Even from the beginning, oratorio trod a fine dividing line between theatre and concert and eschewed any liturgical function entirely. This has parallels elsewhere. In Germany, Telemann's liturgical passions were paralleled by his passion oratorios -- dramatic recountings of the passion story written for performance in the opera house. In Italy, Carissimi had written oratorios with a liturgical function, but during Handel's visit to Rome, cantatas and oratorios would receive full, costumed stagings. In France, Charpentier's experiments with the form would lead him, in David et Jonathas, to a form surprisingly close to fully developed Handelian oratorio.

Can we learn anything else about oratorio, other than that it is awkwardly theatrical in form? Nowadays, there is a tendency to define it simply via the performance requirements -- a Handel oratorio is any large-scale work which needs to be performed in English by chorus, orchestra and soloists. But in Handel's day the view was probably rather different. Charles Jennens, who wrote a number of librettos for Handel, added his own notes to his copy of Mainwaring's biography of Handel. In the list of Handel's works, Jennens divides the oratorios into a number of categories: Serenata, Ode, Oratorio, Opera -- this is where he makes his memorable comment about Semele being a bawdy opera.

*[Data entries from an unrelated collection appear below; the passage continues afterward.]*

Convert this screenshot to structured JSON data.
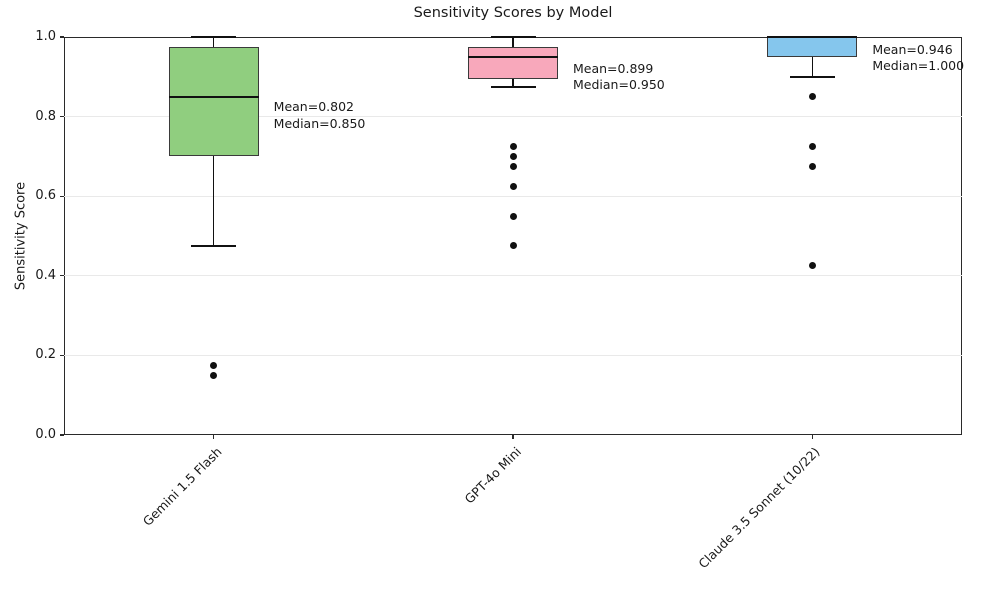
{
  "chart_data": {
    "type": "box",
    "title": "Sensitivity Scores by Model",
    "xlabel": "",
    "ylabel": "Sensitivity Score",
    "ylim": [
      0.0,
      1.0
    ],
    "yticks": [
      0.0,
      0.2,
      0.4,
      0.6,
      0.8,
      1.0
    ],
    "grid": "horizontal-light",
    "legend": "none",
    "categories": [
      "Gemini 1.5 Flash",
      "GPT-4o Mini",
      "Claude 3.5 Sonnet (10/22)"
    ],
    "series": [
      {
        "label": "Gemini 1.5 Flash",
        "box_color": "#90ce7f",
        "whisker_low": 0.475,
        "q1": 0.7,
        "median": 0.85,
        "q3": 0.975,
        "whisker_high": 1.0,
        "outliers": [
          0.175,
          0.15
        ],
        "mean": 0.802,
        "annotation_lines": [
          "Mean=0.802",
          "Median=0.850"
        ]
      },
      {
        "label": "GPT-4o Mini",
        "box_color": "#f8a8bb",
        "whisker_low": 0.875,
        "q1": 0.895,
        "median": 0.95,
        "q3": 0.975,
        "whisker_high": 1.0,
        "outliers": [
          0.725,
          0.7,
          0.675,
          0.625,
          0.55,
          0.475
        ],
        "mean": 0.899,
        "annotation_lines": [
          "Mean=0.899",
          "Median=0.950"
        ]
      },
      {
        "label": "Claude 3.5 Sonnet (10/22)",
        "box_color": "#85c6ed",
        "whisker_low": 0.9,
        "q1": 0.95,
        "median": 1.0,
        "q3": 1.0,
        "whisker_high": 1.0,
        "outliers": [
          0.85,
          0.725,
          0.675,
          0.425
        ],
        "mean": 0.946,
        "annotation_lines": [
          "Mean=0.946",
          "Median=1.000"
        ]
      }
    ],
    "colors": {
      "box_border": "#3a3a3a",
      "median_line": "#111111",
      "whisker": "#111111",
      "outlier": "#111111",
      "grid_line": "#e9e9e9",
      "spine": "#2a2a2a",
      "text": "#1a1a1a",
      "background": "#ffffff"
    }
  }
}
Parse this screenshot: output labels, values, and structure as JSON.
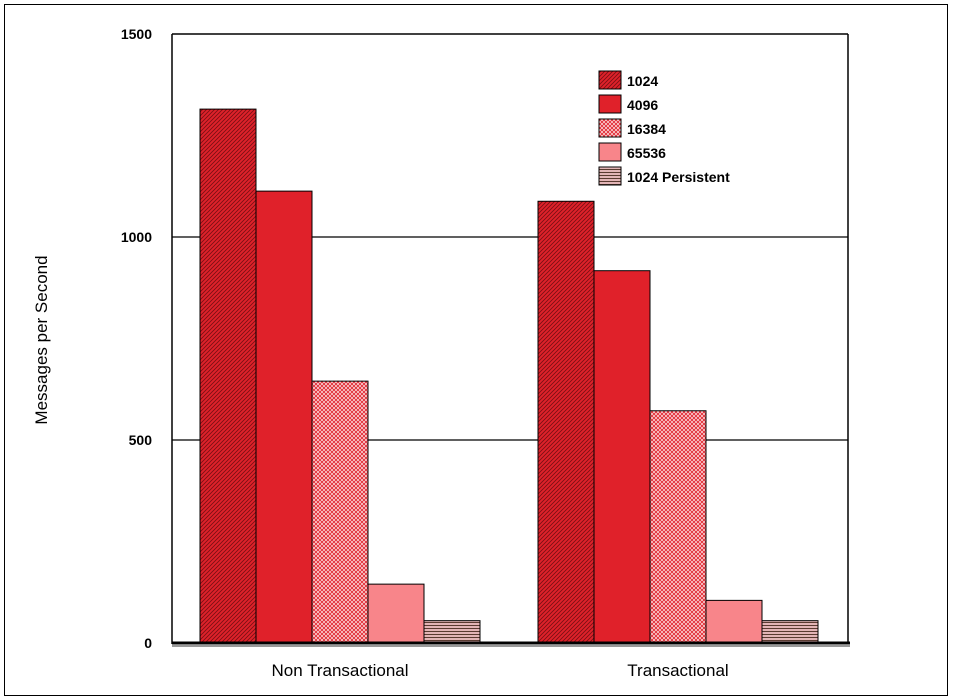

It is tempting to take this at face value, and regard Semele and Hercules as English operas pure and simple. Semele was, after all, based on an English opera libretto by Congreve. Just to confuse matters, Handel gave one of his Italian operas, Imenio, in concert performance during his stay in Dublin, describing it as a Serenata. It is hard to describe Semele and Hercules as 18th century operas because Handel adapted the libretto to his own purposes and both works include large-scale static choruses of a form which would seem to have precluded them being fully staged in Handel's own day.